Search Incident to ArrestIt seems like the government can search just about anything these days, as long as they can find a judge to sign a search warrant. But, the police may also search a citizen’s belongings without a warrant, under certain conditions. Today, we’re going briefly discuss one exception to the Fourth Amendment’s warrant requirement, searches incident to arrest.

It makes sense that the police should be able to search a person before he is placed into to county jail. After all, they don’t want folks bringing guns or drugs into the jail. But what is not so obvious is, how far can a search go once the person is arrested and we know they’re on their way to jail? May they search your entire car? May they search your cell phone? Let’s find out.

Historically, the most common search incident to an arrest was the search of a defendant’s car. Basically, if you were arrested for something as simple as driving on a suspended license, the police were permitted to search your entire vehicle after the arrest. Now you may ask yourself, why? Is it physically possible for a person who is handcuffed, sitting in the back of a patrol car, to access their potentially dangerous belongings within their car? Nope. It’s not.

Once there existed the United States Supreme Court’s ruling in Belton v United States, 453 U.S. 454 (1981) which stood for 28 years as a hallmark of legal fiction. Belton permitted searches of a vehicle incident to arrest because the Court reasoned that the passenger compartment was in the grasp of the defendant and searchable even though the defendant might well be handcuffed a good distance away and in the back seat of the squad car. This became a “readily administrative rule” which prevented the police from having to think too fast. So, just on the off chance that a handcuffed person locked in a patrol car could get into his vehicle, Belton permitted a search of the entire car.

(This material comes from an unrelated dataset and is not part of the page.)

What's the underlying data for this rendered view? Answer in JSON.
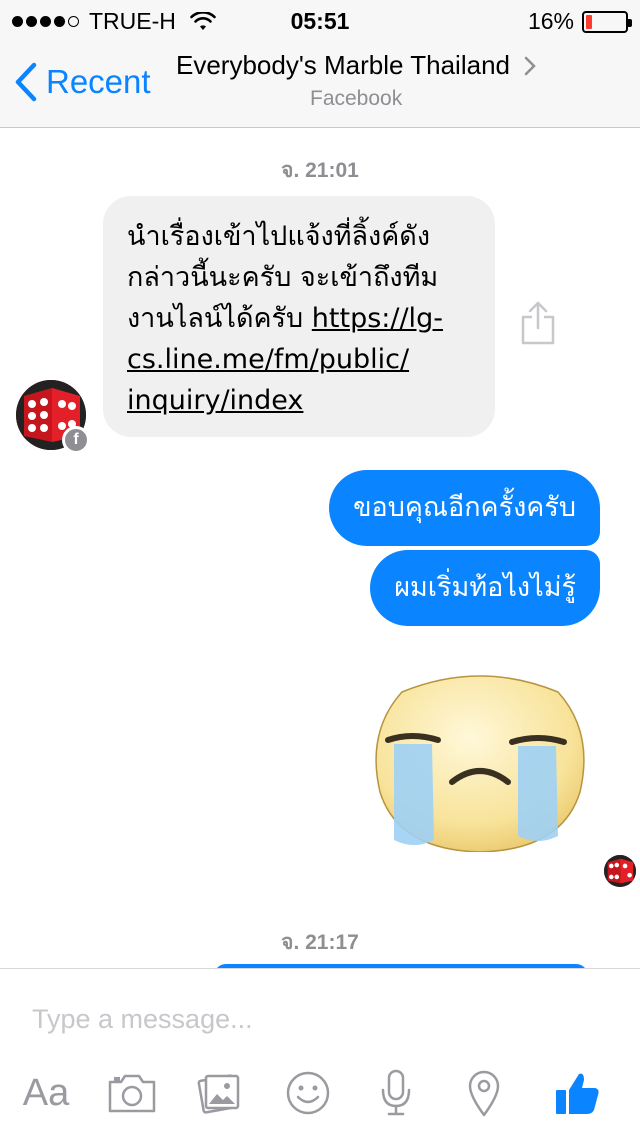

Recently, however, the Court has abandoned Belton and calls it what it is, and always was, a farce. Instead, Arizona v Gant, 556 U.S. 332 (2009) has been substituted, a case more a line with reality. According to Gant, the police do not have the luxury of waiting until the defendant has been removed and is clearly not capable of retrieving the contraband. Police may no longer search a vehicle incident to the driver’s arrest. Instead, there must be some basis of probable cause for the police to be able to search the vehicle for items used in the crime. It is difficult, for instance, to justify the wholesale search of the passenger compartment for evidence of driving with a suspended license absent facts which would warrant the search. But if the car is stopped after leaving the scene of a robbery, it may be searched because the car may contain evidence of the robbery. But before Gant, Belton permitted such a search for no reason whatsoever. So, some progress is being made here.

Recently, too, the Florida Supreme Court decided Smallwood v State, 2013 WL 1830961 (Fla. 2013) which suppressed the images taken from the defendants cell phone which was on his person at the time of his arrest for robbery and which showed his girlfriend holding a wad of cash. It was determined that the defendant’s privacy interest in the pictures outweighed the government’s interest in the pictures. Again, if arrested for driving while license suspended, the police have some interest in going thru all the things in your pockets and purse before they submit these items to the jail. However, what interest do they have in searching thru your cell phone? None. As such, Smallwood has placed a limitation on the search of items found on a defendant when he’s arrested. That being said, I’ve had several clients threatened with enhanced charges–unless they reveal their cell phone code to the police (in one case, my client was charged with simple possession of cocaine, yet the officer made good on a threat to add “with intent to sell or distribute” if he didn’t give up his cell phone pass code. He did not give it up, and was arrested for possession with intent to sell or distribute. It was a good move not to give up the code, as we were able to dismiss the ‘with intent’ charge anyway.)

Has there been a shift in the government’s thinking with regard to searches incident to arrest? Smallwood does not appear to be novel. Rather, it appears to have been decided for the first time on its own merits. It is comforting to believe that the government has become more realistic, but it’s too early to tell. Let’s be happy with what we have.